What is a Bank Draft?

Definition: A bank draft, also called a bank check, is a method of payment that involves a document issued by a bank guaranteeing that the amount stated on the certificate will be paid to the recipient of the document. A bank draft is used as a type of check which is more reliable than a personal check as it is backed by the bank itself on behalf of the payer; hence, it ensures that the person who the draft is addressed to, will receive the money.

What Does Bank Draft Mean?

This kind of check is usually employed when the amount of money being paid is large, or when the two parties do not know each other that well. Therefore, a secure form of payment is required to complete the transaction. Drafts are also used when one of the parties does not accept personal checks in doubt that the funds may not actually be available.

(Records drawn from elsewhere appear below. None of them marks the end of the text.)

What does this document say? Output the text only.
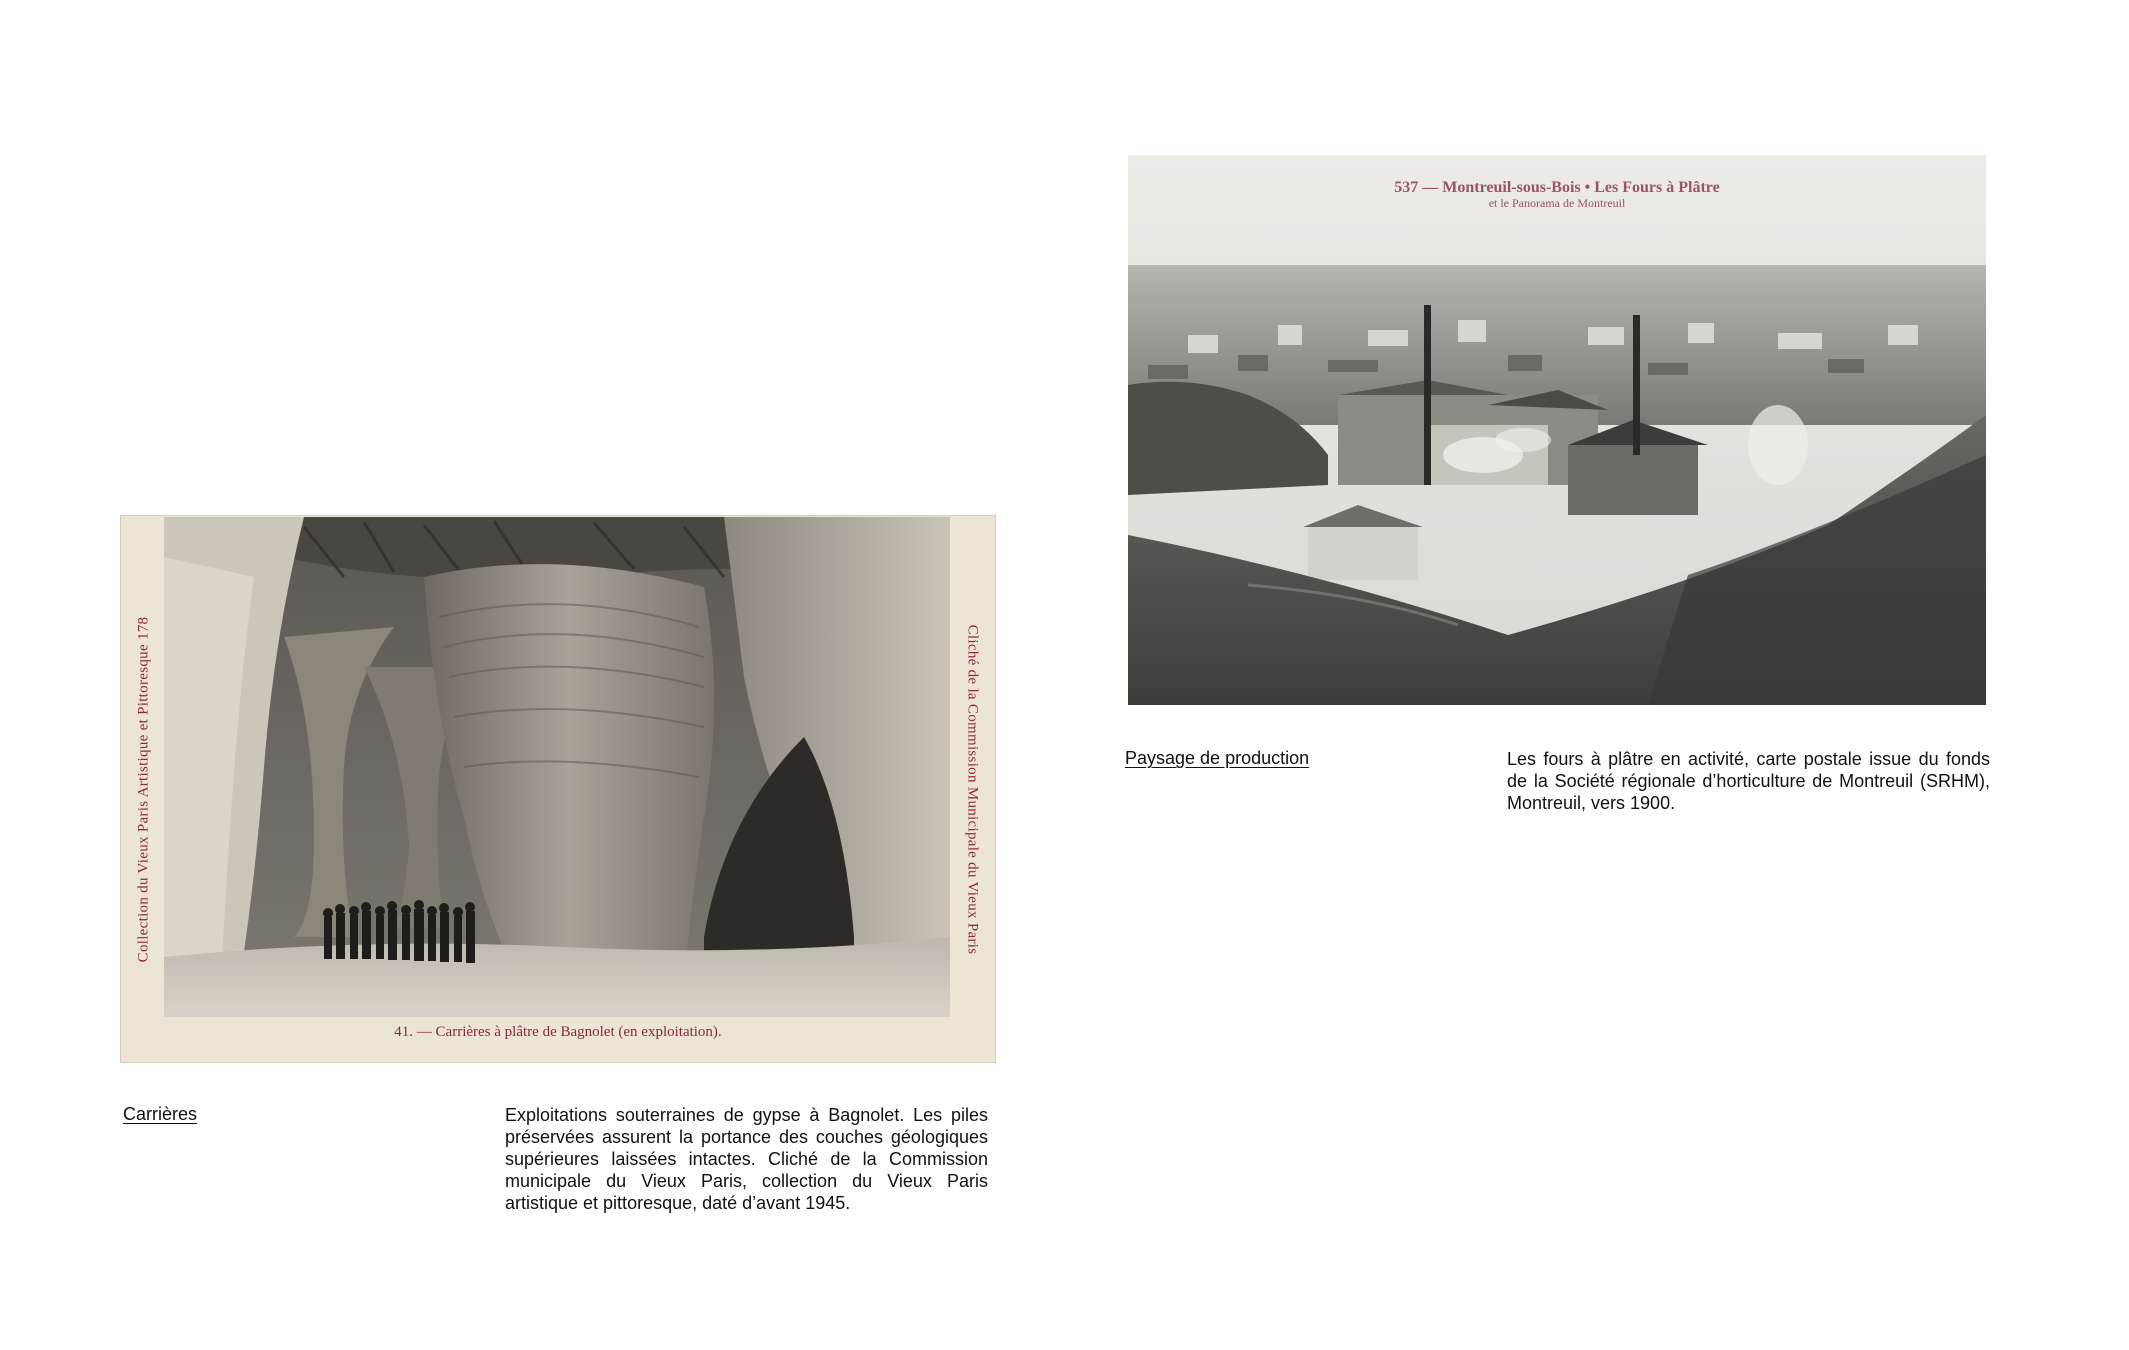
Collection du Vieux Paris Artistique et Pittoresque 178	Cliché de la Commission Municipale du Vieux Paris
41. — Carrières à plâtre de Bagnolet (en exploitation).
537 — Montreuil-sous-Bois • Les Fours à Plâtre
et le Panorama de Montreuil
Carrières	Exploitations souterraines de gypse à Bagnolet. Les piles préservées assurent la portance des couches géologiques supérieures laissées intactes. Cliché de la Commission municipale du Vieux Paris, collection du Vieux Paris artistique et pittoresque, daté d’avant 1945.
Paysage de production	Les fours à plâtre en activité, carte postale issue du fonds de la Société régionale d’horticulture de Montreuil (SRHM), Montreuil, vers 1900.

A bank issues a bank draft when one of its depositors (a person who holds an account in such bank) requests one using the following steps. First, the bank checks to depositor’s account to make sure the funds are available for transfer. After the funds have been validated, the bank transfers the money from the depositor’s account to the bank. This is what makes these drafts more reliable than other forms of payments; as the bank already has the money that will be paid and the document is backed by a reputed financial institution. The draft is then issued and handed to the client who will afterwards deliver it to the seller or recipient.

These drafts are commonly used as method of payment for real estate transactions or used vehicle purchases.

Let’s look at an example.


Octavio is looking to purchase a used car for his son, as he recently turned 18 years old. He negotiated with Mr. Thompson to buy his 2014 Hyundai Accord. Since Mr. Thompson doesn’t know Mr. Octavio, he doesn’t want to take a risk that Mr. Octavio’s personal check not clear, so he requires Mr. Octavio to pay with a bank check. In order to settle the transaction, Mr. Octavio asked his bank to issue a bank draft for $8,000 to pay Mr. Thompson.